Now 55, Ken Griffey Jr. is grabbing headlines for what he's doing off the field. Notably, and surprisingly, he's taken up photography.


ken griffey jr, ken griffey, mlb, baseball, pro baseball, athletes, sportsKen Griffey Jr. was one of the most famous athletes on the planet in the late 90s.By clare_and_ben - 00451_n_12ag9rg4vb0460, CC BY-SA 2.0

For so much of his life, Griffey Jr. was used to being in front of the camera. Now he's spending his time behind it. It's a fun little hobby — a 'hobby' that recently took him all the way to the Masters at Augusta National as a formally recognized photojournalist.

His photos from the event are terrific, his talent and hard work evident. People who haven't been paying attention to his journey and second career are shocked to find out that not only is Ken Griffey Jr. a good photographer, it is decidedly not a hobby. And it's not a gimmick.

X users reacted to the photos:

"I guess he's just good at everything," one user joked.

"Such joy on his face!" noticed another.

Ken Griffey Jr. first picked up a camera to document his own children's sporting events, according to an interview with Golf.com.

He found that shielding himself behind a big camera allowed him to hide from onlookers and fans and just enjoy the game and enjoy being there for his kids. With a big enough lens, he could even hang back from the crowd a bit to wait for the perfect shot. He found that he fell in love with photography and learning all the intricacies of the artform.

From there, and after his pro career ended, it was an easy segue into professional sports. He's shot games and events for Major League Soccer and the NFL, IndyCar events, and even done wildlife photography. Though his name recognition certainly helps him land assignments and access, Griffey Jr. prefers to be treated like a normal photographer.

James Colgan for Golf recounts how Griffey struggled to keep up with the seasoned pros in the photo pit at the 2025 Masters. These were some of the best sports photographers in the world.

“How would these guys feel if we all got into a batting cage, and I was sitting there critiquing them? It’s the same thing," he said.

But he hung in there and got a number of terrific shots for his effort.

Being a professional athlete can be an extremely glamorous job. That makes it hurt even more when it comes to an end.
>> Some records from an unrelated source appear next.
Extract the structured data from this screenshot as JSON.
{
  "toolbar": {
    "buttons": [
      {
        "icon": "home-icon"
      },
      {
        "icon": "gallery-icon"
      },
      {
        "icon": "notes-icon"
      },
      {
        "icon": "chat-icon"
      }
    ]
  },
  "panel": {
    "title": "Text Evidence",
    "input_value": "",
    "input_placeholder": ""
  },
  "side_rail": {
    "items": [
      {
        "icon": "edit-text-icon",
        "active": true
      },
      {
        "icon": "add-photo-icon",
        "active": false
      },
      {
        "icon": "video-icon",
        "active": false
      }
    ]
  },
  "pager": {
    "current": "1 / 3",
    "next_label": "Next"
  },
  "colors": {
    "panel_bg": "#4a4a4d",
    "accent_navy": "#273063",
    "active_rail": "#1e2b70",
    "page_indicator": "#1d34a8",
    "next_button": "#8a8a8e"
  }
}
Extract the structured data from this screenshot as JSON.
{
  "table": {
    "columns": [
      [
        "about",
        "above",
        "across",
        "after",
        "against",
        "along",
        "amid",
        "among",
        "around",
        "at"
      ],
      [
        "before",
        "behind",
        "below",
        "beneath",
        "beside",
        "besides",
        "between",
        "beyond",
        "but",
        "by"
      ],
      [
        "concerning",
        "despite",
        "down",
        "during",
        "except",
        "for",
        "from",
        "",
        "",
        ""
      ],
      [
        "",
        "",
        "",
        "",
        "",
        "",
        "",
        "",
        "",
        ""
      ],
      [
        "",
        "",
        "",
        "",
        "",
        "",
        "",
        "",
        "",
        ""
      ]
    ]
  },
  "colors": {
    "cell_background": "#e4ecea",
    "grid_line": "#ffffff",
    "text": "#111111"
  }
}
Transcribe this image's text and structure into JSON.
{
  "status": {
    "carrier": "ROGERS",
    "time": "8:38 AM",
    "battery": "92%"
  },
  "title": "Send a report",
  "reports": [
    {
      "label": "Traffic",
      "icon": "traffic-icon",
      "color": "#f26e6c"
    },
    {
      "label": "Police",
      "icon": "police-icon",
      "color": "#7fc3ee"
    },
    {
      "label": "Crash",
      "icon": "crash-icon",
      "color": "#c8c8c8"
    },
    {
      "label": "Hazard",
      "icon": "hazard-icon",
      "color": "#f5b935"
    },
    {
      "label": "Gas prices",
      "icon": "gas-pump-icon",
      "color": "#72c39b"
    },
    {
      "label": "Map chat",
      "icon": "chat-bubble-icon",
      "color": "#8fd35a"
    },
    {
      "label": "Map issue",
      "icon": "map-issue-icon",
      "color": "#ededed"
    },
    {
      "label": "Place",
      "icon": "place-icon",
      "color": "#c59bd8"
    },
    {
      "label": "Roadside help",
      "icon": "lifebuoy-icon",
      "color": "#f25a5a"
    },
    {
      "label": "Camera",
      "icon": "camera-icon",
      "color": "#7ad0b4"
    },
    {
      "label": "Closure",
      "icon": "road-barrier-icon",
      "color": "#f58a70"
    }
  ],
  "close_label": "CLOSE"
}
There's fame, often a good chunk of money, and tons of excitement as an active player. But what we don't often see is that the career of a professional athlete is usually incredibly short. Most are lucky to play for just a few years. Even the best of the best are often retired by the time they reach their 30s. There's a lot of life left after that! And they're often dealing with injuries, money running out, dwindling notoriety, and more. Retired athletes can lose purpose and their sense of identity, fall into depression, make risky investments, and generally struggle to find their footing during their second act.

Ken Griffey Jr. is showing young athlete that there's a better way, and he's an inspiration for anyone who thinks it's too late to change the path their life is on. Learning something new, and potentially failing, is intimidating. But we only get one shot on this Earth, and there's absolutely no time to waste.

“I mean, I’ve been this way since I was a little kid,” he says. “I learned how to fly a plane. I got my pilot’s license at age 36. I learned to scuba at age 30. You owe it to yourself to go out and find something you love, and you have to be willing to start somewhere.”